Он был влюблен в актрису Риту Хейворт и, возможно, считал себя одним из героев фильма с ее участием. И уж точно героем комикса, который сам же и сочинил, но это можно назвать странностью. На психическое заболевание такая странность не тянет.
– Он был вполне адекватен, Иерай.
– Ты как будто его защищаешь, старина.
– Просто не могу представить обстоятельства, при которых он опустил палку на затылок спящего человека. Абсолютно незнакомого ему человека.
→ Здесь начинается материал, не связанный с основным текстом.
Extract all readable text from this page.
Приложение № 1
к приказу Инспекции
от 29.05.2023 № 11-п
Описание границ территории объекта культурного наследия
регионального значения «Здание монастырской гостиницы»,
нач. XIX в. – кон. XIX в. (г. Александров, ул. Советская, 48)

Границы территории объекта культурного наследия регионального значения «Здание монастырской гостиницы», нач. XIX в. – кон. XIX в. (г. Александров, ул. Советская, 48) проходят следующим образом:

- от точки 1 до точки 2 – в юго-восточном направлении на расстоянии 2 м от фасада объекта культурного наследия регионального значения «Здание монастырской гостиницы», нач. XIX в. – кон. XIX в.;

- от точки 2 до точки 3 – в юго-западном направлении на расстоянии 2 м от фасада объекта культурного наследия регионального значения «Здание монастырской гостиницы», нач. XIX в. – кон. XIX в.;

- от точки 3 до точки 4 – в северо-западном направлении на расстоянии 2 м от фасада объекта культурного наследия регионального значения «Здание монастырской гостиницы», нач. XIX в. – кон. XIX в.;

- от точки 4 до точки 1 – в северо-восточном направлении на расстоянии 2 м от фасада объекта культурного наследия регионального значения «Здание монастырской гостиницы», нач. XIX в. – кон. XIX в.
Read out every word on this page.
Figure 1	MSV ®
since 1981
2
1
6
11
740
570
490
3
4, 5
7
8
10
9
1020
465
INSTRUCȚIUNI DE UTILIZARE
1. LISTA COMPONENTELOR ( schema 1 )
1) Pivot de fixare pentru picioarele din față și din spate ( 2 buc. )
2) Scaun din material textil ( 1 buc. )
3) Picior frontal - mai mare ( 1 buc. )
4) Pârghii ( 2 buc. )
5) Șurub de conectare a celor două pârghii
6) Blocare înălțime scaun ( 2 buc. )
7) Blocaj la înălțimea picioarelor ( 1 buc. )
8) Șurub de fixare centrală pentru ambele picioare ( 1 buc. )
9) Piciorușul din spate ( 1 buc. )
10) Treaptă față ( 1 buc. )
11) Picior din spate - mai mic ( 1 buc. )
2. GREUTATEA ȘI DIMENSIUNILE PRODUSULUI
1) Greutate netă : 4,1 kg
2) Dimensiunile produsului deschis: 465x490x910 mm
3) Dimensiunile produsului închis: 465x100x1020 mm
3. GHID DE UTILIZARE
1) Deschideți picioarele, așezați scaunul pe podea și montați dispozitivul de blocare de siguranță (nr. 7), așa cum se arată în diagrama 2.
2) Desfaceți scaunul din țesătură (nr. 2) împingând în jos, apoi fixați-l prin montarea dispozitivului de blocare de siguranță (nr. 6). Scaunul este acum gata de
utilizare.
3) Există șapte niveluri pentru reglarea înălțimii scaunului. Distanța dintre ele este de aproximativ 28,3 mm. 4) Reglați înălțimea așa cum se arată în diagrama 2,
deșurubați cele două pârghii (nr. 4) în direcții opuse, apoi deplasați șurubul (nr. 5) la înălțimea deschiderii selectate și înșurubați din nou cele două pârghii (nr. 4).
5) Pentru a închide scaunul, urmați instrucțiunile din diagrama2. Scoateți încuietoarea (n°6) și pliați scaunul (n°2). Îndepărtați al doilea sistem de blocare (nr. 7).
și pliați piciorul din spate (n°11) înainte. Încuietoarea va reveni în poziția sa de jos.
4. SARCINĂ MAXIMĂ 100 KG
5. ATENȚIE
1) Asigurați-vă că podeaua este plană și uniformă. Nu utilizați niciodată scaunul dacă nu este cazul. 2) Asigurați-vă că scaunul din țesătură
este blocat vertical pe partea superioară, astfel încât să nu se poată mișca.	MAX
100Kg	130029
– Понятно, – Иерай сочувственно пожевал губами. – Выходит, с мотивами преступления у тебя туговато?
– Глухо. Нет никакой информации о том, что убитый и предполагаемый убийца когда-либо пересекались. Последние несколько лет Виктор… так зовут портье… никуда не выезжал из Сан-Себастьяна. Мало с кем встречался и вел замкнутый образ жизни. Копил деньги на университет…
– А версию с ограблением ты не рассматривал? Копить деньги – довольно муторное занятие, особенно если зарплата оставляет желать лучшего. Вряд ли персонал средненькой гостиницы купается в роскоши. Вот его и попутал бес, Виктора.
– Исключено.
– Бумажника жертвы мы так и не нашли.
– Бумажник нашелся. Причем с кредитками.
– Ну, воспользоваться кредиткой, не зная пин-кода, довольно проблематично. Что, если у покойного имелась большая сумма в наличных?
– Ну и как ты себе это представляешь, дружище? – усмехнулся Субисаррета. – Некто заселяется в гостиничный номер, волоча за собой прозрачный пакет, набитый пачками евро?
– Зачем же утрировать?
– Если не пачки в прозрачном пакете, что тогда? Золотые запонки? Перстень на мизинце с бриллиантом в миллион карат?
– Бриллиантов в миллион карат не существует, – Иерай скорчил недовольную физиономию.
– Ограбления по твоему сценарию – тоже.
– Я просто ищу логическое объяснение…
– Я тоже. Насколько убийство вообще может быть объяснено логически.
– Иногда логика отсутствует напрочь, не мне тебе рассказывать. Ладно, давай вернемся к трости. Тебя ведь с самого начала интересовали отпечатки на середине трости? Большой, средний и указательный пальцы. Так?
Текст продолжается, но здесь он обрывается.